Michael Hanekes Film "Happy End", soeben in Cannes erstpräsentiert, verheißt entgegen seinem Titel wenig Glück, sondern versammelt vielmehr Wiedergängerfiguren aus früheren Filmen zu einem finalen Requiem. Unter anderem mit Jean-Louis Trintignant (2. v. li.) und Isabelle Huppert (3. v. li.).

Foto: Filmfestspiele Cannes

Eine Operation am offenen Herzen ist eine delikate Angelegenheit. Vieles kann dabei schiefgehen, selbst wenn der Chirurg als Experte gilt.
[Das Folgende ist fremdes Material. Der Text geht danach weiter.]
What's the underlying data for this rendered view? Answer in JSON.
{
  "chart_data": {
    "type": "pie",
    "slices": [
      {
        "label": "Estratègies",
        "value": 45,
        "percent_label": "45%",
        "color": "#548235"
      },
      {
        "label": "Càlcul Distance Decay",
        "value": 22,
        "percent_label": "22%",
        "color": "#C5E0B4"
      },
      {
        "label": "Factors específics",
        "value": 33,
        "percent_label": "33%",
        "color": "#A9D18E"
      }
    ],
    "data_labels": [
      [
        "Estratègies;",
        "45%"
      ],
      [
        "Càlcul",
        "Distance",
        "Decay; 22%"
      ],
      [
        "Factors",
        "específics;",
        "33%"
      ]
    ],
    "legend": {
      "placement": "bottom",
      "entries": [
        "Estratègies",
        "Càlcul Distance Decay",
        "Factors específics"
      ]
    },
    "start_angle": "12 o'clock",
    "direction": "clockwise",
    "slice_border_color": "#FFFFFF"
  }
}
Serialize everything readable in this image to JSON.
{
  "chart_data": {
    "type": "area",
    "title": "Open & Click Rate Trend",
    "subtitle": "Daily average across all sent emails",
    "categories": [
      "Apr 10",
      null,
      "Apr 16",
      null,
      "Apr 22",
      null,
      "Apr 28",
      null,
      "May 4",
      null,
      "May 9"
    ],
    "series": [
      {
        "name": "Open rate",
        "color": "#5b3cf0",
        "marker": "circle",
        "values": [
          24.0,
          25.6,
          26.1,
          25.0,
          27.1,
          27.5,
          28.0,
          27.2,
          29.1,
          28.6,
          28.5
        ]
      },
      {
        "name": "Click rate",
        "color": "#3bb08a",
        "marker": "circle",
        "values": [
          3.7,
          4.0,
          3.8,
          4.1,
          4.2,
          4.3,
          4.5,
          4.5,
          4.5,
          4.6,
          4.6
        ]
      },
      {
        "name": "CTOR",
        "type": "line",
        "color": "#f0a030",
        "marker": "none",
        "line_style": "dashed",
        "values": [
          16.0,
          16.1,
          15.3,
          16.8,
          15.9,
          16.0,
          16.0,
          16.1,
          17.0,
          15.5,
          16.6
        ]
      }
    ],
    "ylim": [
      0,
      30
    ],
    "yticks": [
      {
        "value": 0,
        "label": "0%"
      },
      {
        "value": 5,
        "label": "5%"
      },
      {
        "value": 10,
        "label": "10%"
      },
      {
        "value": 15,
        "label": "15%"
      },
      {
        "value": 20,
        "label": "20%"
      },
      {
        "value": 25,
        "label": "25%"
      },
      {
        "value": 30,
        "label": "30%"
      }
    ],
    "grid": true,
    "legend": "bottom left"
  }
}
Yorgos Lanthimos' The Killing of a Sacred Deer beginnt mit einer klinischen Einstellung auf die menschliche Pumpe, und er behält sie so lange im Blick, dass sie in der Wahrnehmung noch nachzuckt. Man fühlt sich an Luis Buñuels berühmten Schnitt durchs Auge erinnert; keine angenehmen Assoziationen in einer Pressevorführung frühmorgens.

Das Bild aus Lanthimos' Film, auf den wir noch zurückkommen werden, mag stellvertretend für eine Handvoll Filme in Cannes stehen, die sich an einer solchen Operation im gesellschaftspolitischen Sinn versuchen. Sie nehmen die Krise der liberalen Wertegemeinschaft ins Visier, die Risse im sozialen Gefüge.

Da wäre allen voran Michael Haneke zu nennen, der zweifache Palmengewinner, der nun mit Happy End einen Film vorlegt, in dem viele vertraute Topoi und formale Muster wiederkehren. Irritierenderweise aber als Pastiche, denn der Film wirkt wie das Fazit eines an pessimistischen Diagnosen reichen Werks: kein Happy End, sondern ein exakt konstruiertes, aber auch seltsam geläufiges Haneke-Kompendium, in dem Wiedergänger früherer Arbeiten sich zu einem finalen Requiem aufraffen.

Telerama

Das Prinzip der Rückschau wird etwa an der Figur des altersschwachen Patriarchen (Jean-Louis Trintignant) der Großbürgerfamilie ersichtlich, der darin seiner Enkelin (Fantine Herdun) anvertraut, dass er seiner Frau wie in Amour beim Sterben behilflich war. Das Mädchen selbst erinnert in ihrer Apathie an Bennys Video. In den ersten Einstellungen gewährt sie mit dem iPhone via Periscope Einblicke in ihre dysfunktionale Familie. Soziale Medien sind die einzige Sphäre, in der die Figuren ihre Innenwelt preisgeben. Der Generationenvertrag ist morsch: Vater und Tochter, Mutter und Sohn, Opa und Enkelin – in mehreren Rochaden hält der Film fest, wie sie aneinander vorbeireden.

Sarkastisches Planspiel

Haneke dringt in diesen bürgerlichen Kosmos mit Szenen ein, die sich oft erst indirekt, mosaikähnlich zu einem Ganzen fügen. Und doch gewinnt man den Eindruck, dass die Zusammenhänge, sind sie dann sichtbar, wenig Geheimnisvolles enthalten. Die Detachiertheit dieses Clans, seine Unfähigkeit, die eigenen Unzulänglichkeiten zu reflektieren und auf Schäden anders als mit Abgeltungen zu reagieren, sind hier schon zur Pose geronnen. Happy End ist ein Planspiel, das im Kern fast schon sarkastisch wirkt.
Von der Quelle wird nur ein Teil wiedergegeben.